I’m writing this in my room at the Palace Hotel in Zagreb, Croatia. Croatia is one of the six republics which used to comprise the Socialist Federal Republic of Yugoslavia. From the end of World War II until the 1980s, Yugoslavia was a successful socialist economy under the leadership of the benevolent and much-beloved dictator Josip Broz Tito (1892-1980), whose birthday is still widely celebrated on May 25 every year. After Tito’s death, Yugoslavia broke up into constituent republics, and Croatia, along with other republics, opted to embrace capitalism and democracy. As has been the experience of most other former socialist nations which converted to capitalism in recent years (like Russia and other former Soviet republics), however, most people in Croatia have become economically worse off after the transition to capitalism and people often miss the “good ole days” of socialism. Why is this? Why are people often disappointed after the transition to capitalism?
My friend and local host, Professor Meri Tadinac of the University of Zagreb, makes a very astute observation: Capitalism is like polygyny. As I mention in an earlier post, when men imagine what living in a polygynous society might be like, they imagine themselves married to several wives, when they can only have one wife in a monogamous society. The men therefore believe that they’d be better off in a polygynous society than in a monogamous society. What they don’t realize, however, is that, more than likely, they would be left without any wife in a polygynous society, so most men are actually better off in a monogamous society than in a polygynous society.

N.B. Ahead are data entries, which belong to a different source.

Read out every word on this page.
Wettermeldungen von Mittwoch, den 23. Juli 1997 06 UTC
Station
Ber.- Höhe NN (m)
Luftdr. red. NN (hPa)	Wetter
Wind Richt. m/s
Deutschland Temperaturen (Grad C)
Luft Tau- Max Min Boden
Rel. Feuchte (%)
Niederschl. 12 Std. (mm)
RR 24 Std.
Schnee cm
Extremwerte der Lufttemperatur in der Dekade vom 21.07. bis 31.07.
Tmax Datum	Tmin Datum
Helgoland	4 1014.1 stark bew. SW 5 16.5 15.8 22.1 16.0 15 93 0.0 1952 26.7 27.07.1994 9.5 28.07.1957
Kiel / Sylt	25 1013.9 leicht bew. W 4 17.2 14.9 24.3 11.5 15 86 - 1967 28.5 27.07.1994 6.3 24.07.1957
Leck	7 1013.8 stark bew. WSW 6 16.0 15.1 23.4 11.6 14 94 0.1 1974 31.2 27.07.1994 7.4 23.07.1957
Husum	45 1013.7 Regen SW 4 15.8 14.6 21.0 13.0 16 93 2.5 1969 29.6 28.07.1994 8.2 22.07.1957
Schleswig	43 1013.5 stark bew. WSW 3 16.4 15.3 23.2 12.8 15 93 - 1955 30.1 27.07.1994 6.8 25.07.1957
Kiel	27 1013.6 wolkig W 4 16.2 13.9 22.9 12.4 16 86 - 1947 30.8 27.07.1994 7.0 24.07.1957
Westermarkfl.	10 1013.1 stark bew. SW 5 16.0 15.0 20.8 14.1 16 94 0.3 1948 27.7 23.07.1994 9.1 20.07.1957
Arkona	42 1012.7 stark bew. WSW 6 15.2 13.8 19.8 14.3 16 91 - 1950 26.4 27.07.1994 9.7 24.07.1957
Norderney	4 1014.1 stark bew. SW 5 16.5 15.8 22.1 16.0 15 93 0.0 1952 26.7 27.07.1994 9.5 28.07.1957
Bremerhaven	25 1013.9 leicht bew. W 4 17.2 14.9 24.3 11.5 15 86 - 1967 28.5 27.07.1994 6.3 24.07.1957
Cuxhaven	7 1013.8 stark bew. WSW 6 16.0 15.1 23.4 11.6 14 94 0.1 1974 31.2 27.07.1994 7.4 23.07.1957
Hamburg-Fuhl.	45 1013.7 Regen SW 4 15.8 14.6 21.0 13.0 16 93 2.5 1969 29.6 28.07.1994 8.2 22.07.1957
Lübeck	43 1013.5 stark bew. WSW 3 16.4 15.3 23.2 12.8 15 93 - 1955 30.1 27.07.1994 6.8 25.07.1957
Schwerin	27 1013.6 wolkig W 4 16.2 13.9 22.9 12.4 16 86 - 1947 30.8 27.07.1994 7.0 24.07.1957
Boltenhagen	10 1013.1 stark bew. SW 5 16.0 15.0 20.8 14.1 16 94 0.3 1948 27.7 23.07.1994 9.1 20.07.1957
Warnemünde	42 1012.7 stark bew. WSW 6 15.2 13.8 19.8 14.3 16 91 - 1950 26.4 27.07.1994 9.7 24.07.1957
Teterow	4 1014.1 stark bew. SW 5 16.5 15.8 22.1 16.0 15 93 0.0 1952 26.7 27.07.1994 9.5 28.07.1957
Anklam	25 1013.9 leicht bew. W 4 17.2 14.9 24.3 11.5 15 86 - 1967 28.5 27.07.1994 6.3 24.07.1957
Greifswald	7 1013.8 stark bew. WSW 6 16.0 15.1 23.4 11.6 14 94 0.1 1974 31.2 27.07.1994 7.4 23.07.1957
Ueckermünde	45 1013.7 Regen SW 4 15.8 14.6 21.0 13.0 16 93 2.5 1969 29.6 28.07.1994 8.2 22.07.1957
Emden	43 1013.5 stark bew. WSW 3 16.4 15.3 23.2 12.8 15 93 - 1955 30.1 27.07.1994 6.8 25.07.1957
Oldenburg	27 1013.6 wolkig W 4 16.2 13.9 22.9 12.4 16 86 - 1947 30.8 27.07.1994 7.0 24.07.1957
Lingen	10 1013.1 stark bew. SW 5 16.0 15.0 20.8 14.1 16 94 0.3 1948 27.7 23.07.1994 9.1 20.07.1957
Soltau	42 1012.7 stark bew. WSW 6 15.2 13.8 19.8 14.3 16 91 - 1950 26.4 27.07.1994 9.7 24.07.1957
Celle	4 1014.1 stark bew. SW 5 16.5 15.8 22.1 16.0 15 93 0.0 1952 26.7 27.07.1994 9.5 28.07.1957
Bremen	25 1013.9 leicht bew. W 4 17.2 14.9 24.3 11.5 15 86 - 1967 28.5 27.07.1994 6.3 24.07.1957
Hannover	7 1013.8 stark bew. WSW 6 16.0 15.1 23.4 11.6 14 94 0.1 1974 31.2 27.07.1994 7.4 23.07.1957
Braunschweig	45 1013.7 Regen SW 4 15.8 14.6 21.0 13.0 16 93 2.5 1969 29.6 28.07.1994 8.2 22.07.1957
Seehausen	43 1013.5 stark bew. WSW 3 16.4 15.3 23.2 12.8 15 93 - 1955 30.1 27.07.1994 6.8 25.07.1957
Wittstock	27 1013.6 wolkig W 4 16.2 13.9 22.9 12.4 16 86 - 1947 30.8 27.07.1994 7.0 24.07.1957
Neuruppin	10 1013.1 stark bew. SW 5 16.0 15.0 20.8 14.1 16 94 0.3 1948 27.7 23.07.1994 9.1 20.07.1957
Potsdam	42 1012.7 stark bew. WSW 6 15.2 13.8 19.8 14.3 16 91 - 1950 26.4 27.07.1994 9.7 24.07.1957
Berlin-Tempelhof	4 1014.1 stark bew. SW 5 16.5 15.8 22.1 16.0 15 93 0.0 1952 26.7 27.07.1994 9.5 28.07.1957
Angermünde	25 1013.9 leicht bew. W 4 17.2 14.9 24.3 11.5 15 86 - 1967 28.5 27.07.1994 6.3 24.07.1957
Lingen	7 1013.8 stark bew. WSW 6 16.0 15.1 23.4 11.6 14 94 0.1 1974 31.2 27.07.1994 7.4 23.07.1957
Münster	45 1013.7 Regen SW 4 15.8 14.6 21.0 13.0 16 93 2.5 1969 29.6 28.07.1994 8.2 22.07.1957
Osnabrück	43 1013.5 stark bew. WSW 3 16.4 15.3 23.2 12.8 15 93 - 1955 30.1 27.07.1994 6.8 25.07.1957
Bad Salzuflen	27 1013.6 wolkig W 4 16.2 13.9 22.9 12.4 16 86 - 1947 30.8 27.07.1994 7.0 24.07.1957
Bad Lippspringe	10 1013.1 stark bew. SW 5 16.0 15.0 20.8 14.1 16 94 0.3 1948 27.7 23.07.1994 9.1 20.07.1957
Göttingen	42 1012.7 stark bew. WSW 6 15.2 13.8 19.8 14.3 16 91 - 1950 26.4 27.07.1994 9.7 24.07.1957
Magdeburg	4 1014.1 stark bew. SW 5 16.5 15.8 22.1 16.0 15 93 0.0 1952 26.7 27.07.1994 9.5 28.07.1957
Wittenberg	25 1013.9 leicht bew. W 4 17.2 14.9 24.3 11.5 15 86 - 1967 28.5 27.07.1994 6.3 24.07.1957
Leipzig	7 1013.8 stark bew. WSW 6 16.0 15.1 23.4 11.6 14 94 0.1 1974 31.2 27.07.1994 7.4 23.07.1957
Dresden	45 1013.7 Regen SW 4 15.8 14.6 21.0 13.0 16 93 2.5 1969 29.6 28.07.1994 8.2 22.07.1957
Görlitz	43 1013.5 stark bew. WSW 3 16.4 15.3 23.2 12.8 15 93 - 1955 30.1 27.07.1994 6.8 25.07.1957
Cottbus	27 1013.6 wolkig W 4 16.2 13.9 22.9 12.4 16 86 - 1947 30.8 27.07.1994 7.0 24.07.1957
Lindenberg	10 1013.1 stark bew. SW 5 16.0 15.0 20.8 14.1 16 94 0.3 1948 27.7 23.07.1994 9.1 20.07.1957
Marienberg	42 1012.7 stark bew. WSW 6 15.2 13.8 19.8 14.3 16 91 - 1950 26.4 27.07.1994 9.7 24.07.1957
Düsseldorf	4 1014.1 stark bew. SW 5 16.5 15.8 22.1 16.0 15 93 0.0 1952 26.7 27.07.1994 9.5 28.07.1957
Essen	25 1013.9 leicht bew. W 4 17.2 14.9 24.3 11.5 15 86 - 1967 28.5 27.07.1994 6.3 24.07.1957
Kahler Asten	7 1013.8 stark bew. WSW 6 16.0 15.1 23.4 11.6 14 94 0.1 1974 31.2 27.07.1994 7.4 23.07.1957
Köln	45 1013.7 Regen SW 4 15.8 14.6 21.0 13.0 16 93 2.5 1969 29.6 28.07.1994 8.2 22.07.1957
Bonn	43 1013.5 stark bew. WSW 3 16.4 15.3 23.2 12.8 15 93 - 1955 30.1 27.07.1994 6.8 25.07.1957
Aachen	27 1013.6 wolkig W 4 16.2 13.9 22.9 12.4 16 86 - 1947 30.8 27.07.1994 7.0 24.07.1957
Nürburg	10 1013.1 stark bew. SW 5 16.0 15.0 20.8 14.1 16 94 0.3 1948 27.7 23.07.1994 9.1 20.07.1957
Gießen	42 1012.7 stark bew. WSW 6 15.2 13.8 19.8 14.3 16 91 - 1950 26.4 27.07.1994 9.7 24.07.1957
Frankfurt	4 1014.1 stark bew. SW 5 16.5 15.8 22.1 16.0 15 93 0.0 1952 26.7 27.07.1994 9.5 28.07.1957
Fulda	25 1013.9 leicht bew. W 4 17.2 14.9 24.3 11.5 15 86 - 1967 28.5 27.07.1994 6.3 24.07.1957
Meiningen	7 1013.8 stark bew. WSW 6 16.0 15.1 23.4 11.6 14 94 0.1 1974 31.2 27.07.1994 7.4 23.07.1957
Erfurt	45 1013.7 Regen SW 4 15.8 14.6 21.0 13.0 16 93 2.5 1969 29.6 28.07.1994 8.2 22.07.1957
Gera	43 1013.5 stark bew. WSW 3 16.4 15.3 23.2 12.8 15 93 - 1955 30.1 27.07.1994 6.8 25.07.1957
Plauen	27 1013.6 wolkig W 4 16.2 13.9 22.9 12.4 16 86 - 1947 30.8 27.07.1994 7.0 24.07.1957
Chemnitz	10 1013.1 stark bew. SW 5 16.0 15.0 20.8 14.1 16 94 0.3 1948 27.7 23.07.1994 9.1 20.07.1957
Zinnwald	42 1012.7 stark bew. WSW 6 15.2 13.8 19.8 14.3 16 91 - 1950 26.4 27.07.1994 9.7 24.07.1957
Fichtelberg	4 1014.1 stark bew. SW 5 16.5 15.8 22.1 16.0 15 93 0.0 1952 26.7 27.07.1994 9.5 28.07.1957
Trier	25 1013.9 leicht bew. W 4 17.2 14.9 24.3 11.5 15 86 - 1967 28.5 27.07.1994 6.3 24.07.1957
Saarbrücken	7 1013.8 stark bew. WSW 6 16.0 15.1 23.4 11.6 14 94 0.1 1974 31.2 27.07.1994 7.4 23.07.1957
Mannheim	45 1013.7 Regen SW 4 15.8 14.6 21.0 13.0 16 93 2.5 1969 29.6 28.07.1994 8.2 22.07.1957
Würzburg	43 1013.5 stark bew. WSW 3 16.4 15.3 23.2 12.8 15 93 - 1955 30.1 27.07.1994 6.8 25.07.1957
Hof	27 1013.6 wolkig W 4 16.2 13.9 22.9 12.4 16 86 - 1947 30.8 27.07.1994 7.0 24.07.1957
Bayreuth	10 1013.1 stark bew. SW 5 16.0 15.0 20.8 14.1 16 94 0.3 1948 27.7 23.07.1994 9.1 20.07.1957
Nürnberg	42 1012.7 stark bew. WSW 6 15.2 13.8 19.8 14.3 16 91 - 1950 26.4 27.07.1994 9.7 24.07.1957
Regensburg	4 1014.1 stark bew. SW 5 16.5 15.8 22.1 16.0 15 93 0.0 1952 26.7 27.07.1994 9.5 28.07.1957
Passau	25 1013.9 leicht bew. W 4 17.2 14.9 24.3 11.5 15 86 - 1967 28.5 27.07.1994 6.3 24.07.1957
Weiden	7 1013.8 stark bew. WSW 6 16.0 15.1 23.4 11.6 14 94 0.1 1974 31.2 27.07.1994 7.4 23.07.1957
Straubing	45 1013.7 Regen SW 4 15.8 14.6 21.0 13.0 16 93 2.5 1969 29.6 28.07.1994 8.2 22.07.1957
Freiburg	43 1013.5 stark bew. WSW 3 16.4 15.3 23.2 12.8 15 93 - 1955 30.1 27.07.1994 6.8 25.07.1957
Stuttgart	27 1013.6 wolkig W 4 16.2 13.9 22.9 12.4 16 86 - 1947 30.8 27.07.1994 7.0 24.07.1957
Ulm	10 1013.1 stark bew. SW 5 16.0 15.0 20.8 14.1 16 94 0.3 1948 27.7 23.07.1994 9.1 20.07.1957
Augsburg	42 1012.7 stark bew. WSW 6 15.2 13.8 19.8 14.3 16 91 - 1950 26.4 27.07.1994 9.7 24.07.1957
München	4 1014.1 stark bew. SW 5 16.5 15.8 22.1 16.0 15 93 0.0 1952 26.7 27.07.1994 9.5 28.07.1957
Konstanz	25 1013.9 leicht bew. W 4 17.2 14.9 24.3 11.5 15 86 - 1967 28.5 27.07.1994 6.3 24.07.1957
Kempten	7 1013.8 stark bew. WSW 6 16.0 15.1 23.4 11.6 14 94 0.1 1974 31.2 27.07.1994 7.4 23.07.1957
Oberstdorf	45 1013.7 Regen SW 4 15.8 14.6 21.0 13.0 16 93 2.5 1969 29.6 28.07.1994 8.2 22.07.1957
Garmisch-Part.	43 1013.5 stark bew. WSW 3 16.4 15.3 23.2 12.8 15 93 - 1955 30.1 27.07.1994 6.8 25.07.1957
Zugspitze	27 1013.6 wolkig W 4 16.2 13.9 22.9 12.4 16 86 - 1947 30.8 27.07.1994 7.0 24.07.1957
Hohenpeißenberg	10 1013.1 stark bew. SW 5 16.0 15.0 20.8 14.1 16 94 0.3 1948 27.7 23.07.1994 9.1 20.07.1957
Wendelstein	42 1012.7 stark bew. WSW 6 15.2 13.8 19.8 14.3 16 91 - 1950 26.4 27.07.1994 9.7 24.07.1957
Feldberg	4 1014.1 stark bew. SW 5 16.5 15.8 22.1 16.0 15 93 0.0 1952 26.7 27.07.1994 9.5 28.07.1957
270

Similarly, when men (and women) living their drab, monotonous lives as factory workers and office clerks in a socialist economy imagine what living in a capitalist economy might be like, they imagine themselves to be the next Bill Gates, Richard Branson, or Oprah, none of whom exist (or can possibly exist) in a socialist economy. They can become millionaires, nay, billionaires, in a capitalist economy, whereas they have no chance of winning big in a socialist economy. They therefore believe that they’d be better off in a capitalist economy than in a socialist economy. So, with their newly franchised vote, they opt for capitalism. What they don’t realize, however, is that they’d be much poorer and much worse off economically in a capitalist economy than in a socialist economy.
Both capitalism and polygyny increase the variance in the distribution of desired outcomes while it can potentially (and often does) lower the mean. The mean number of children per man is (mathematically defined to be) exactly the same under polygyny and monogamy, but the proportion of men who have children is much greater under monogamy than under polygyny. More men are reproductively successful under monogamy than under polygyny. In sharp contrast, socialism and monogamy decrease the variance in the distribution of desired outcomes.
Capitalism and polygyny are systems designed to reward the winners and punish the losers; socialism and monogamy are systems designed to reward the losers and punish the winners. The winners, be they Bill Gates or Moulay Ismail the Bloodthirsty, are much better off in the former type of systems; the best Bill Gates can ever hope to do in a socialist economy is only slightly better than the average worker. The hard cold truth that often escapes us (including the residents of former socialist economies) is that most men and women are by definition losers and do better in the latter type of system than in the former.



Where are the facts here?
No one wants to distil this argument down to a comparsion of median GNP per capita (because we all know there's much more to life)...but if you were to do so, you would not find a single (established) socialist economy in the world where long term GNP pc exceeded that of an established capitalist one. Try it. Name one? (And don't say Sweden, because they've backed off the idea after recognising the folly of their ways).
So your "hard cold truth" is only partially true: "most people may be losers" (whatever that means) but only the most disadvantaged (say the bottom 10%) measured by income are better off in a socialist economy relative to its median than the equivalent in a capitalist one.